Publication year - 2008
Publication title -
the faseb journal
Language(s) - English
Resource type - Journals
SCImago Journal Rank - 1.709
H-Index - 277
eISSN - 1530-6860
pISSN - 0892-6638
DOI - 10.1096/fasebj.22.1_supplement.1175.4
Subject(s) - microdialysis , sweat , nitric oxide , thermoregulation , chemistry , nitric oxide synthase , saline , anesthesia , heart rate , endocrinology , medicine , blood pressure , zoology , extracellular , biology , biochemistry
The role of nitric oxide (NO) in modulating human thermoregulatory sweating was examined in 10 subjects (5 male/5 female). Three intradermal microdialysis probes were placed in the dorsal forearm. The control site was perfused with 0.9% saline while the two remaining sites were perfused with a nitric oxide inhibitor: 10 mM N G ‐nitro‐L‐arginine (L‐NAME) or 10 mM N G ‐monomethyl‐L‐arginine (L‐NMMA). Local sweat rate (SR) and skin blood flow (SkBF) were monitored directly over the path of the intradermal microdialysis probe while arterial blood pressure was measured in the opposite arm non‐invasively. Thermoregulatory sweating was induced by cycle ergometer exercise (60% VO 2 max) in a warm environment (30°C). Thermoregulatory control of SR was described by the following four parameters: resting sweat rate (SR REST ), the increase in esophageal temperature required to initiate a significant rise in SR (ΔTes THRESHOLD ), the slope of the initial linear rate of rise in SR per unit rise in Tes (SR‐ΔTes SLOPE ), and peak SR (SR PEAK ).
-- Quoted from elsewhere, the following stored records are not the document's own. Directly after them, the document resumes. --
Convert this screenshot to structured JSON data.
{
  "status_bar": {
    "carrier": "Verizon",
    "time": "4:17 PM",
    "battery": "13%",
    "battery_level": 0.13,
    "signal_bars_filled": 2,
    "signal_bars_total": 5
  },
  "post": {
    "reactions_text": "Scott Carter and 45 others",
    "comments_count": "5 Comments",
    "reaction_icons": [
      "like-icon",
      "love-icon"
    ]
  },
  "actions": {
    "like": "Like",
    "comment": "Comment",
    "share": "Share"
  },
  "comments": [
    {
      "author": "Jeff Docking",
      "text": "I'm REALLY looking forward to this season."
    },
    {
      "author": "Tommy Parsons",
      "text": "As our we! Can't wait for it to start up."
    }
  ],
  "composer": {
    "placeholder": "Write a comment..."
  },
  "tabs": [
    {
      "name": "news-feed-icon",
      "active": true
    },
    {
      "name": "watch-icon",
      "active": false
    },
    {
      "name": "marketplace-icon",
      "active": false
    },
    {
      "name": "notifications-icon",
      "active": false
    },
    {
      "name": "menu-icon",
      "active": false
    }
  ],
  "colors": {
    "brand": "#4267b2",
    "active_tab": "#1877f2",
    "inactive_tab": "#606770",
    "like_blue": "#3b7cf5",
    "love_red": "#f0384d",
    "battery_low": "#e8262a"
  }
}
In general, NOS inhibition attenuated thermoregulatory sweating during dynamic exercise in a warm environment as shown in the Table below. L‐NMMA appeared to be more effective, than L‐NAME, in reducing the SR response. We conclude that NO has a subtle but physiologically active role in thermoregulatory control of sweating. (supported by NIH‐RO1‐HL039818)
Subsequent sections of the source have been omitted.